Imam Muslim menyebutkan hadits dalam muqaddimmah shahih-nya sbb ;
“Cukuplah seorang itu disebut pendusta jika ia menyampaikan semua yang ia dengar (tanpa mencek dulu kebenarannya).”
Dalam hadits lainnya Nabi SAW melarang kita untuk melakukan ‘qila wa qala’ (banyak-omong) yang disebutkan oleh beliau SAW, bahwa maknanya yaitu :
“Orang yang banyak menyampaikan berita yang banyak dibicarakan orang tanpa melakukan re-check (tatsabbut), juga merenungkan dalam-dalam akan kebenarannya (tadabbur) dan juga mencari bukti-bukti (tabayyun).”
Apalagi jika ia sendiri sudah meragukan kebenaran berita tersebut tapi masih juga disampaikannya, perbuatan ini diancam dengan sebuah hadits :
“Barangsiapa menceritakan sebuah berita, lalu ia sendiri menyangka bahwa berita tersebut tidak benar, maka ia termasuk diantara 2 orang yang berdusta (bersama pembawa beritanya).”
Lalu hubungannya dengan apa yang saya sampaikan di awal adalah, janganlah mudah menyimpulkan, terlebih menyebarkan suatu berita yang berasal dari kata-kata orang yang belum tentu benar, atau bisa jadi si pembawa berita tersebut masuk dalam kategori fasik.. bagi yang belum tau ciri-ciri orang fasiq yaitu:
“Imam Al-Alusi menyatakan bahwa makna fasik ialah orang yang masih suka bermaksiat, atau suka melanggar salah satu aturan agama”
Allah berfirman :
“Hai orang-orang yang beriman, jika datang kepadamu orang Fasik membawa suatu berita, Maka periksalah dengan teliti agar kamu tidak menimpakan suatu musibah kepada suatu kaum tanpa mengetahui keadaannya yang menyebabkan kamu menyesal atas perbuatanmu itu”. (Al-Hujurat : 6)
Dalam ayat ini ALLAH SWT memerintahkan kepada orang-orang yang benar-benar shadiq kepada ALLAH dan Rasul-NYA (shaddaqu liLLAHI wa rasuliHI), jika ada orang fasik membawa berita tentang sebuah kaum agar dilakukan tabayyun (dalam qira’ah Ahlul-Madinah dikatakan tatsabbut), yaitu jangan langsung diterima tanpa dilakukan pengecekan kebenarannya.
Sehingga Imam Ibnu Katsir menyebutkan bahwa para ulama tidak mau menerima riwayat dari orang yang majhul (tidak dikenal kepribadiannya) karena khawatir adanya kefasikan dalam dirinya.
Nah, kalau saja si pembawa beritanya saja, masih melakukan kemaksiatan, tidak amanah bahkan juga sering bermasalah, perlulah kita berhati-hati dengan berita yang dibawanya sekalipun benar.. apalagi jika kita sampai jatuh pada kondisi menyebarkan berita tersebut dan menuduh orang lain yang [bisa jadi] tidak bermasalah menjadi bermasalah dan salah.

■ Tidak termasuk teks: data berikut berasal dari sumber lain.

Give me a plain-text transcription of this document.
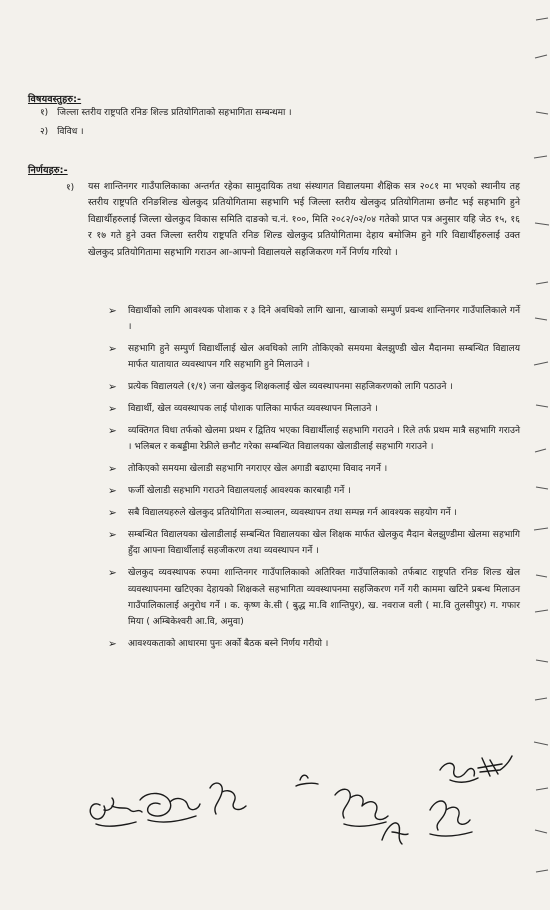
विषयवस्तुहरु:-
१) जिल्ला स्तरीय राष्ट्रपति रनिङ शिल्ड प्रतियोगिताको सहभागिता सम्बन्धमा ।
२) विविध ।
निर्णयहरु:-
१) यस शान्तिनगर गाउँपालिकाका अन्तर्गत रहेका सामुदायिक तथा संस्थागत विद्यालयमा शैक्षिक सत्र २०८१ मा भएको स्थानीय तह स्तरीय राष्ट्रपति रनिङशिल्ड खेलकुद प्रतियोगितामा सहभागि भई जिल्ला स्तरीय खेलकुद प्रतियोगितामा छनौट भई सहभागि हुने विद्यार्थीहरुलाई जिल्ला खेलकुद विकास समिति दाङको च.नं. १००, मिति २०८२/०२/०४ गतेको प्राप्त पत्र अनुसार यहि जेठ १५, १६ र १७ गते हुने उक्त जिल्ला स्तरीय राष्ट्रपति रनिङ शिल्ड खेलकुद प्रतियोगितामा देहाय बमोजिम हुने गरि विद्यार्थीहरुलाई उक्त खेलकुद प्रतियोगितामा सहभागि गराउन आ-आफ्नो विद्यालयले सहजिकरण गर्ने निर्णय गरियो ।
➢ विद्यार्थीको लागि आवश्यक पोशाक र ३ दिने अवधिको लागि खाना, खाजाको सम्पुर्ण प्रवन्ध शान्तिनगर गाउँपालिकाले गर्ने ।
➢ सहभागि हुने सम्पुर्ण विद्यार्थीलाई खेल अवधिको लागि तोकिएको समयमा बेलझुण्डी खेल मैदानमा सम्बन्धित विद्यालय मार्फत यातायात व्यवस्थापन गरि सहभागि हुने मिलाउने ।
➢ प्रत्येक विद्यालयले (१/१) जना खेलकुद शिक्षकलाई खेल व्यवस्थापनमा सहजिकरणको लागि पठाउने ।
➢ विद्यार्थी, खेल व्यवस्थापक लाई पोशाक पालिका मार्फत व्यवस्थापन मिलाउने ।
➢ व्यक्तिगत विधा तर्फको खेलमा प्रथम र द्वितिय भएका विद्यार्थीलाई सहभागि गराउने । रिले तर्फ प्रथम मात्रै सहभागि गराउने । भलिबल र कबड्डीमा रेफ्रीले छनौट गरेका सम्बन्धित विद्यालयका खेलाडीलाई सहभागि गराउने ।
➢ तोकिएको समयमा खेलाडी सहभागि नगराएर खेल अगाडी बढाएमा विवाद नगर्ने ।
➢ फर्जी खेलाडी सहभागि गराउने विद्यालयलाई आवश्यक कारबाही गर्ने ।
➢ सबै विद्यालयहरुले खेलकुद प्रतियोगिता सञ्चालन, व्यवस्थापन तथा सम्पन्न गर्न आवश्यक सहयोग गर्ने ।
➢ सम्बन्धित विद्यालयका खेलाडीलाई सम्बन्धित विद्यालयका खेल शिक्षक मार्फत खेलकुद मैदान बेलझुण्डीमा खेलमा सहभागि हुँदा आफ्ना विद्यार्थीलाई सहजीकरण तथा व्यवस्थापन गर्ने ।
➢ खेलकुद व्यवस्थापक रुपमा शान्तिनगर गाउँपालिकाको अतिरिक्त गाउँपालिकाको तर्फबाट राष्ट्रपति रनिङ शिल्ड खेल व्यवस्थापनमा खटिएका देहायको शिक्षकले सहभागिता व्यवस्थापनमा सहजिकरण गर्ने गरी काममा खटिने प्रबन्ध मिलाउन गाउँपालिकालाई अनुरोध गर्ने । क. कृष्ण के.सी ( बुद्ध मा.वि शान्तिपुर), ख. नवराज वली ( मा.वि तुलसीपुर) ग. गफार मिया ( अम्बिकेश्वरी आ.वि, अमुवा)
➢ आवश्यकताको आधारमा पुनः अर्को बैठक बस्ने निर्णय गरीयो ।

Sehingga membuat orang-orang disekitar kita ikut mempercayai nya..
Hal ini tidak sedikit saya temui pula dikalangan para aktifis dakwah.. saya pribadi pun tidak memungkiri pernah jatuh dalam kondisi serupa, jauh sebelum mengetahui adanya larangan tentang Qiilaa wa Qalaa.. terlebih ujiannya seorang perempuan itu terletak dilisannya yang kadang tidak terkontrol.

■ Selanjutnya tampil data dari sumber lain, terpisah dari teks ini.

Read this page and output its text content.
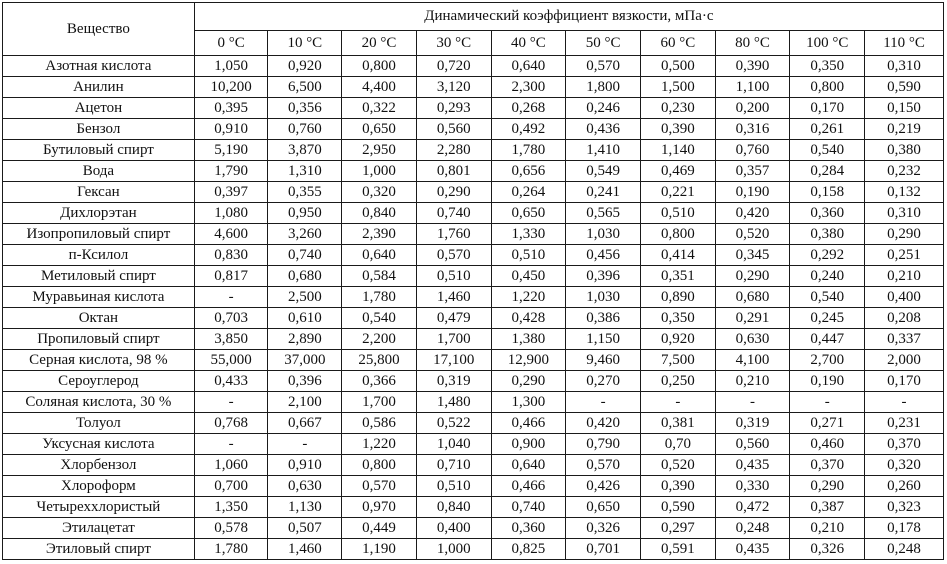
Вещество	Динамический коэффициент вязкости, мПа·с									
	0 °C	10 °C	20 °C	30 °C	40 °C	50 °C	60 °C	80 °C	100 °C	110 °C
Азотная кислота	1,050	0,920	0,800	0,720	0,640	0,570	0,500	0,390	0,350	0,310
Анилин	10,200	6,500	4,400	3,120	2,300	1,800	1,500	1,100	0,800	0,590
Ацетон	0,395	0,356	0,322	0,293	0,268	0,246	0,230	0,200	0,170	0,150
Бензол	0,910	0,760	0,650	0,560	0,492	0,436	0,390	0,316	0,261	0,219
Бутиловый спирт	5,190	3,870	2,950	2,280	1,780	1,410	1,140	0,760	0,540	0,380
Вода	1,790	1,310	1,000	0,801	0,656	0,549	0,469	0,357	0,284	0,232
Гексан	0,397	0,355	0,320	0,290	0,264	0,241	0,221	0,190	0,158	0,132
Дихлорэтан	1,080	0,950	0,840	0,740	0,650	0,565	0,510	0,420	0,360	0,310
Изопропиловый спирт	4,600	3,260	2,390	1,760	1,330	1,030	0,800	0,520	0,380	0,290
п-Ксилол	0,830	0,740	0,640	0,570	0,510	0,456	0,414	0,345	0,292	0,251
Метиловый спирт	0,817	0,680	0,584	0,510	0,450	0,396	0,351	0,290	0,240	0,210
Муравьиная кислота	-	2,500	1,780	1,460	1,220	1,030	0,890	0,680	0,540	0,400
Октан	0,703	0,610	0,540	0,479	0,428	0,386	0,350	0,291	0,245	0,208
Пропиловый спирт	3,850	2,890	2,200	1,700	1,380	1,150	0,920	0,630	0,447	0,337
Серная кислота, 98 %	55,000	37,000	25,800	17,100	12,900	9,460	7,500	4,100	2,700	2,000
Сероуглерод	0,433	0,396	0,366	0,319	0,290	0,270	0,250	0,210	0,190	0,170
Соляная кислота, 30 %	-	2,100	1,700	1,480	1,300	-	-	-	-	-
Толуол	0,768	0,667	0,586	0,522	0,466	0,420	0,381	0,319	0,271	0,231
Уксусная кислота	-	-	1,220	1,040	0,900	0,790	0,70	0,560	0,460	0,370
Хлорбензол	1,060	0,910	0,800	0,710	0,640	0,570	0,520	0,435	0,370	0,320
Хлороформ	0,700	0,630	0,570	0,510	0,466	0,426	0,390	0,330	0,290	0,260
Четыреххлористый	1,350	1,130	0,970	0,840	0,740	0,650	0,590	0,472	0,387	0,323
Этилацетат	0,578	0,507	0,449	0,400	0,360	0,326	0,297	0,248	0,210	0,178
Этиловый спирт	1,780	1,460	1,190	1,000	0,825	0,701	0,591	0,435	0,326	0,248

Makanya mengapa untuk hal-hal yang saya dengar, dan suatu ketika terdesak oleh teman yang meminta saya mengklarifikasi, saya mencoba untuk mengakhirinya dengan kata wallahua’lam atau coba tabayyun dulu dengan orangnya.. kecuali telah nampak bukti-bukti yang berhasil saya temukan lewat proses tabayyun lalu saya sampaikan demi menghentikan isu-isu yang berkembang tentu saya sampaikan kepadaorang-orang yang saya percayai komitmennya dalam menjaga amanah.. tentu bukan berarti tindakan saya ini benar.. ah, rabbi, saya tahu saya salah, faghfirlii ya raabb.. 😥
Alhamdulillah dengan hidayah Allah yang mengarahkan saya tentang ilmu qiila wa qaalaa ini, membuat saya mencoba untuk jauh lebih berhati-hati untuk menyampaikan berita dan menahan diri untuk bisa menjaga lisan saya atas apa yang saya dengar baik yang disengaja ataupun yang tidak disengaja.. dan berusaha untuk mencari tahu langsung lewat lisan sang narasumber..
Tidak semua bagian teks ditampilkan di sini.